The Federal government does provide limited funding to Aboriginal groups when it comes to their legal claims. The Specific Claims process was set up to handle outstanding Aboriginal claims against the Federal government totalling several billion dollars. Canada provides funding for the preparation of these historical claims by Bands and Tribal councils so that a small number can be submitted under the Specific Claims process each year. If a submitted claim is deemed valid, Canada will agree to negotiate and will provide funds to pay for the legal fees and other costs associated with the negotiations. However, once negotiations fail, legal funds are cut off and claimants are left to fend for themselves in the courts or submit the claim to the Specific Claims Tribunal, a recently established court. If a claim is submitted to the Specific Claims Tribunal some groups may be eligible for legal funding on a case by case basis but funding is not assured.

Canada also provides test case funding. However funding is limited and is only available after a case reaches the higher courts on appeal, providing no assitance at the most time consuming stages of the case – preparation and trial.

In recent years the courts have recognized the need for legal funding of Aboriginal rights claims and have stepped in in some cass to force a governemnt to pay the costs of bringing a lawsuit aginst itself. In the Okanagan case (2003 SCC 71) the Supreme Court of Canada upheld a lower court order requiring the Province of British Columbia to provide funding to the Okanagan Indian Band in a court case against the Province over logging rights. In that case the Court issued an “advance costs order”. Such orders are unusual as the court traditionally waits until the end of a trial to see who wins and then orders the losing party to pay costs to the winner as a contribution to the winner’s legal fees. These traditional cost orders are granted to recognize that a party might win the trial but still not be fully compensated if the legal fees to achieve the victory erode the court award.

Unlike traditional cost orders, advance costs orders are made prior to or during the trial process and costs are payable to the Aboriginal litigant win or lose. This can level the playing field ensuring a fair fight – which is what the court wants to see. However, advance costs order are only available in exceptional circumstances where there is a good case on the merits of the claim, the case is of public importance and not a mere private dispute, and the case would not be advanced if legal funding is not ordered. Even when these conditions are met the court may still refuse to order a government to fund an Aboriginal lawsuit against itself. The court maintains absolute desrcetion in these cases.

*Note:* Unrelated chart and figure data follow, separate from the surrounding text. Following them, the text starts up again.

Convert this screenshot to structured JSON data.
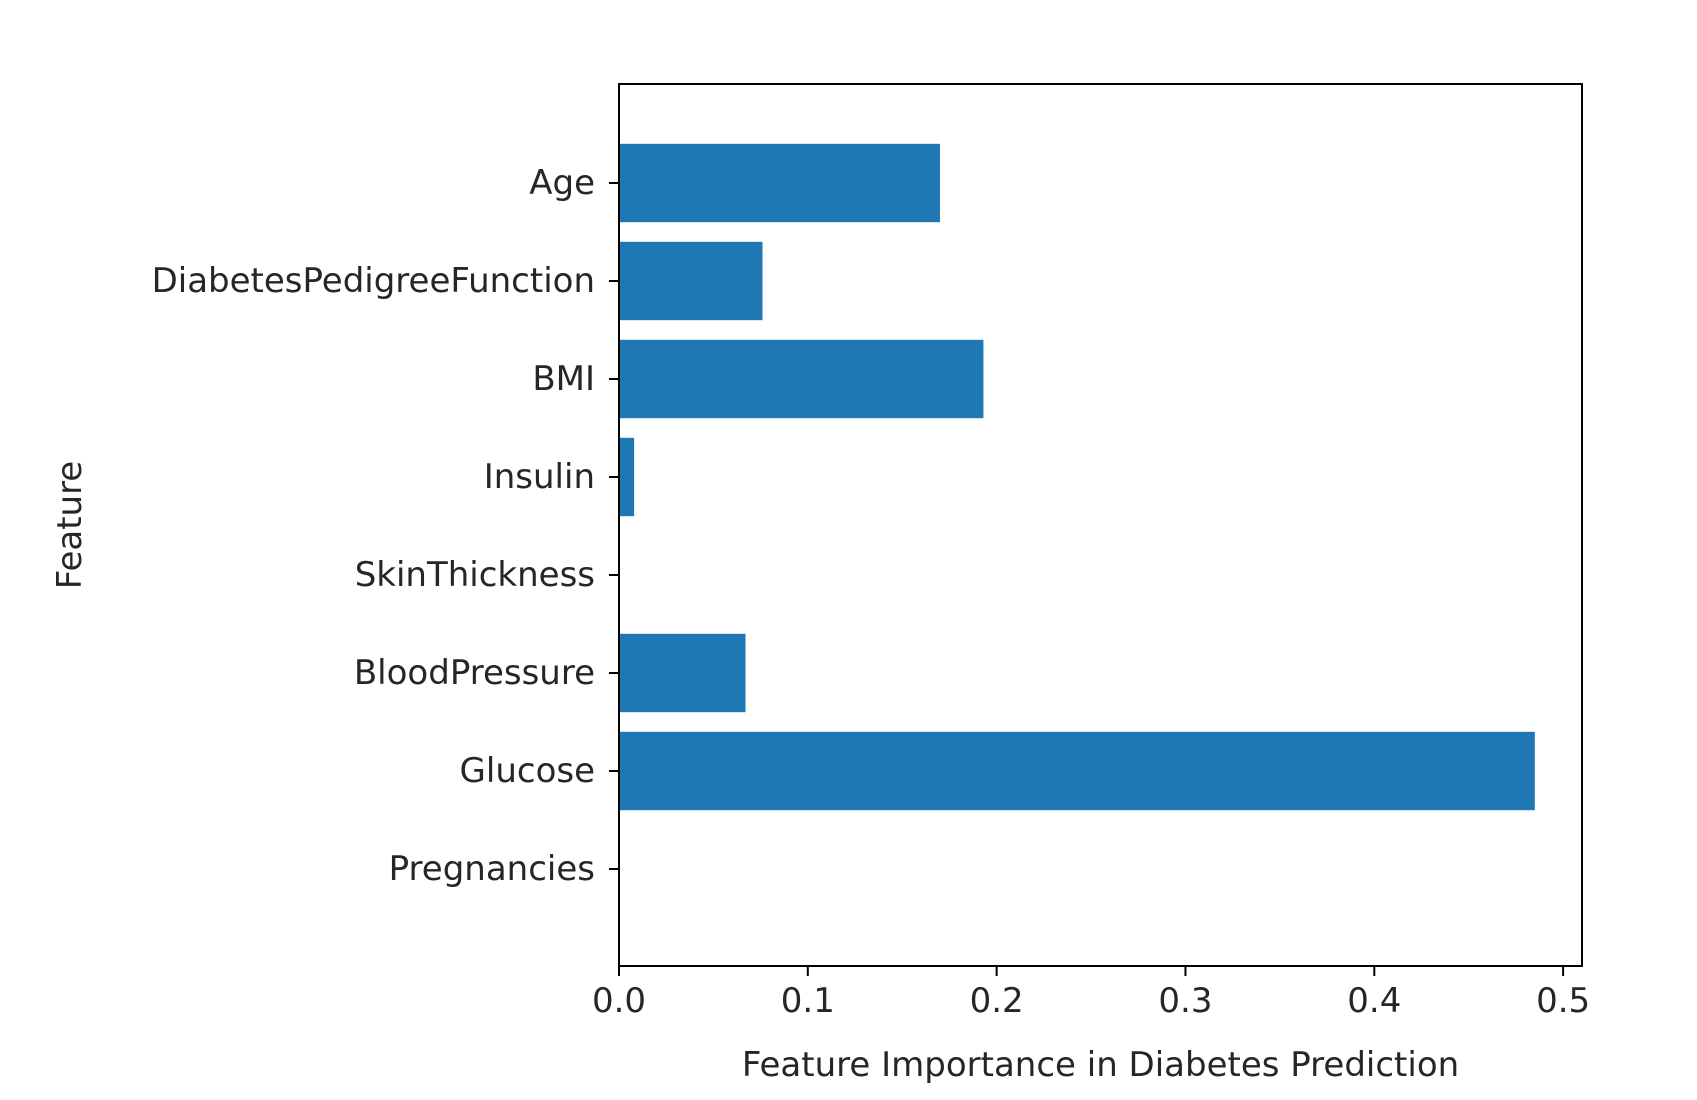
{
  "chart_data": {
    "type": "bar",
    "orientation": "horizontal",
    "categories": [
      "Pregnancies",
      "Glucose",
      "BloodPressure",
      "SkinThickness",
      "Insulin",
      "BMI",
      "DiabetesPedigreeFunction",
      "Age"
    ],
    "values": [
      0.0,
      0.485,
      0.067,
      0.0,
      0.008,
      0.193,
      0.076,
      0.17
    ],
    "xlabel": "Feature Importance in Diabetes Prediction",
    "ylabel": "Feature",
    "xlim": [
      0.0,
      0.51
    ],
    "xticks": [
      0.0,
      0.1,
      0.2,
      0.3,
      0.4,
      0.5
    ],
    "xtick_labels": [
      "0.0",
      "0.1",
      "0.2",
      "0.3",
      "0.4",
      "0.5"
    ],
    "bar_color": "#1f77b4",
    "grid": false
  }
}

While all of these mechanisms for legal funding of Aboriginal claims assist, they are very uncertain and unpredictable. It can also be very expensive to advance a claim for legal funding. In one successful motion for an advance costs order the government was ordered to pay $60,000 as a contribution toward the cost of making the motion. The Band’s actual costs for presenting the request for funding to the court were much higher.

The result of this lack of adequate and timely legal funding is that many valid cases have languished for decades and even centuries depriving Aboriginal people of vital land, resources and capital to support their growing populations. This status quo could all change quickly with a court ruling elevating legal funding for Aboriginal claims to the status of a Treaty right constitutionally protcted by section 35 of the Constitution act, 1982. This would finally give effect to the promises made by Lieutenant Governor Belcher and other representatives of the Crown to protect the legal rights of our Aboriginal peoples. It would finally give Aboriginal peoples themselve the ability to take part in one of Canada’s greatest institutions – it’s fine and impartial judiciary.